BNDES é o caminho mais curto entre o Marfrig e a China

 Marcos Molina e os irmãos Joesley e Wesley Batista são sócios remidos do mesmo clube. A exemplo dos controladores da JBS, o dono do Marfrig não dá um passo mais longo sem bater a  porta do BNDES. Molina está, mais uma vez, enfurnado na agência de fomento. O empresário conta com a mão amiga do banco para deslanchar o projeto de expansão do Marfrig na China. Os investimentos devem passar dos US$ 600 milhões. As conversações com o BNDES envolvem duas hipóteses: a concessão pura e simples de um novo financiamento ou o aumento da participação do banco no capital do Marfrig. Hoje, a instituição controla pouco mais de 13% do frigorífico.
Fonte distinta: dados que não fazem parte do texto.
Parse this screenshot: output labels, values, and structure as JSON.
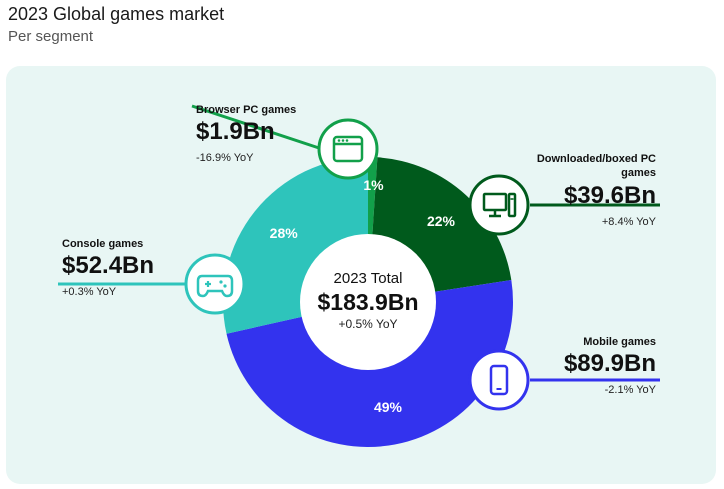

Trata-se de um bife bem magrinho se comparado a s arrobas que o banco detém no capital de outras empresas do setor, a começar pela própria JBS (31%). Isso para não falar da malsucedida compra de 22% do frigorífico Independência, hoje em recuperação judicial. Ressalte-se que o BNDES tem sido um personagem fundamental para o crescimento do Marfrig nos últimos anos. No ano passado, por exemplo, subscreveu R$ 2,5 bilhões em debêntures da empresa, operação que permitiu a Marcos Molina comprar o controle da norte-americana Keystone Foods por US$ 1,2 bilhão. Depois de enfileirar uma sucessão de aquisições no Brasil, Argentina e Estados Unidos, Marcos Molina considera a expansão na China como um movimento fundamental para consolidar o Marfrig como uma multinacional da área de alimentos. Os planos da empresa passam pela aquisição de empresas locais e pela construção de unidades de abate e de fábricas de alimentos. Todos os investimentos serão feitos por intermédio da Keystone Foods. A empresa norte-americana já tem uma razoável operação na China – leia-se um complexo fabril na região de Shenzen onde é produzida uma vasta linha de alimentos industrializados. A rigor, o Marfrig já deu a partida em seu plano de expansão na China, ainda que, por ora, a maior parte dos investimentos esteja concentrada na área de logística. O frigorífico anunciou recentemente a criação de uma joint venture com a Cofco para a construção de seis centros de distribuição e a montagem de uma frota de veículos para o transporte de carga.